Hands-on heroines 

“We couldn’t just do a two-hour version of the old series with a different cast,” explains Leonard Goldberg, a producer of the “Charlie’s Angels” television show and the new film, “because the world has changed a lot in 25 years, and women have changed a lot in 25 years.”

So in addition to the daunting task of transforming an old TV series into a successful feature film, the makers of the new Charlie’s Angels had to envision a new model of feminine power. They’re doing this at a time when American women are closer to reaching the goals proposed by feminists in the 1970s, but when females of all ages are increasingly wary of rigid gender expectations. Superwoman, slut, riot grrl, bimbo — labels which once strictly categorized women are being donned and abandoned as it suits the individual. Misogyny still exists, but an insult like “bitch” now has a multitude of meanings, and even serves as a moniker of empowerment. In the midst of this factionalized debate, the new girlpower-fueled Charlie’s Angels wonders, why shouldn’t men love women who can kick their ass?

“These girls are not afraid to take a big chunk out of life, chew it up and swallow it, and take whatever flavor it is,” says Cameron Diaz, who joins Drew Barrymore and Lucy Liu to form the new trio of Angels.

“We really wanted,” she continues, “to create an amazing world where women are celebrated and men are celebrated.”

The film espouses the idea that when women take on the kind of power once reserved for males, men aren’t necessarily diminished. Here, women can be dominant without being domineering, strong but still able to enjoy being a girl. The goal isn’t androgyny, but actual equality.

“Inverting what you might traditionally expect out of male-female relationships,” says first-time filmmaker McG, a veteran director of commercials and music videos, “that’s one of the quiet little things we had fun with; having the women wear the pants in the family when it came to their relationships.

“I wanted to incorporate what my version of healthy individuality is,” McG (born Joseph McGinty Nichol in Kalamazoo) continues emphatically, “independent of classification. That means reaching beyond your grasp, (being) free to do whatever you want to do, and that goes for both men and women.
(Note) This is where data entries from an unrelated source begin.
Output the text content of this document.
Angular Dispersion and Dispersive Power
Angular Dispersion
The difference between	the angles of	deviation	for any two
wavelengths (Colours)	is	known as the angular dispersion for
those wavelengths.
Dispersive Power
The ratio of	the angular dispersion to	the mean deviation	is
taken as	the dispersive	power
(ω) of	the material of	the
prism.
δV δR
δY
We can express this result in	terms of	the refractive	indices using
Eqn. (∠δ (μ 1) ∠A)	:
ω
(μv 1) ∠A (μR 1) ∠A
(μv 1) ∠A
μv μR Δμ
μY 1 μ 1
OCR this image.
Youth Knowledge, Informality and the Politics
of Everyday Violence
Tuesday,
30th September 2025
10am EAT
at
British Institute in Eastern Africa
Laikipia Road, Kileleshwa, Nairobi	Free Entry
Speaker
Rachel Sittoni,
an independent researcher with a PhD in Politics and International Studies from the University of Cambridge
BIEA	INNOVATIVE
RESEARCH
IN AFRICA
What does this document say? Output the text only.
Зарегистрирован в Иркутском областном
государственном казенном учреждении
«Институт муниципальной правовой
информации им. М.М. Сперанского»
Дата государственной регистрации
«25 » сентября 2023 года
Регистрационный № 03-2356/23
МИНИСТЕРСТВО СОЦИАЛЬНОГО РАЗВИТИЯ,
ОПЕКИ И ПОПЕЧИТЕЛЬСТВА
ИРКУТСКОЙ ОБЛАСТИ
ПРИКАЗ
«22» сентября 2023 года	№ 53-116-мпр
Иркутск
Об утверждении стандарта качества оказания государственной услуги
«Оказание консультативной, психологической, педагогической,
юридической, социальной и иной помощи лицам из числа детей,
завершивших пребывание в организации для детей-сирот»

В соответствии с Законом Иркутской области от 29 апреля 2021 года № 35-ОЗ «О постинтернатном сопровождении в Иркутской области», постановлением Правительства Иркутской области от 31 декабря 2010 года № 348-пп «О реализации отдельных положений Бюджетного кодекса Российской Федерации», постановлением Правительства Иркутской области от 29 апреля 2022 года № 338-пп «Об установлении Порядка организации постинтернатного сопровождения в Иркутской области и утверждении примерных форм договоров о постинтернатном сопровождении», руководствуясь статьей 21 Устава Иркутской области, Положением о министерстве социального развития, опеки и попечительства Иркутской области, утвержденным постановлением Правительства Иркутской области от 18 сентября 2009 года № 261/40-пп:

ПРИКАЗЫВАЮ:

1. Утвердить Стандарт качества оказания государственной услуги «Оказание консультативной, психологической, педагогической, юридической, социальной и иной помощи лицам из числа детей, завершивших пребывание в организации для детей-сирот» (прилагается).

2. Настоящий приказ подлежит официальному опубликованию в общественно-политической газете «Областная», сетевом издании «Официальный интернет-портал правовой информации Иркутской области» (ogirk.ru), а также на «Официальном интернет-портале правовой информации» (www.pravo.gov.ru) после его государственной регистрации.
That’s the paradigm we’re trying to set for the new millennium.”

“These are modern Angels,” asserts Lucy Liu, “and in terms of gender, it’s very clear that shows like ‘Ally McBeal’ (where Liu’s a regular) and ‘Sex and the City’ are about women struggling to be people: balancing their love lives and their careers and being independent. (Charlie’s Angels offers) a different twist on how to see and perceive what’s going on.”

Having an audience of girls view women as both action heroes and supportive friends appealed strongly to Drew Barrymore, whose involvement as a producer helped spark the film’s creation.

“We all felt the opportunity as women to get to do a film like this,” she says, “and I liked the original show where these women have this great camaraderie and this lack of competition. They egged each other on, and that’s exactly what we did.”

“In the show,” explains Goldberg, “(the Angels) were three policewomen who had gone through the Academy and the only jobs they could get were directing school traffic or being clerks. When we talked about doing (these characters now), the women on our team made it very clear to me that they don’t want to be in the squad car, they want to drive it.”

“There was a glass ceiling built into that story,” adds producer Nancy Juvonen, Barrymore’s partner in Flower Films, “and the challenge for us was that we weren’t denying it was there, but me in my 30s and Drew in her 20s, we just don’t feel suppressed. So we didn’t want to give that message.”

There are several key differences between the television show and this Charlie’s Angels, where women possess not just the smarts, fighting skills and sense of humor usually afforded to James Bond, but the sexuality as well. Although the series was openly derided as “jiggle television” (a designation which still rankles Goldberg), it was tame compared to the sexual revolution’s anything-goes hedonism.

“I used to meet with the various women’s groups,” Goldberg explains, “who said we were exploiting women. And I would say, ‘If James Garner in “The Rockford Files” could go in an office and flirt with the secretary to get what he wants but Farrah can’t, then I think there’s something wrong with your view of what a liberated woman is.’”

Another significant change is the conspicuous lack of firearms: These Angels don’t carry guns.

“We’re not doing a body-count movie,” asserts Diaz, “and we want to empower these women with their own strength and their own capabilities. There’s something about being faced with danger and being able to protect yourself with your own hands rather than pulling a trigger, which any coward can do.

“We wanted to make a film screaming with energy and life,” Diaz concludes, “and that is what we wanted to replace — what we’ve all become conditioned to expect from an action movie.”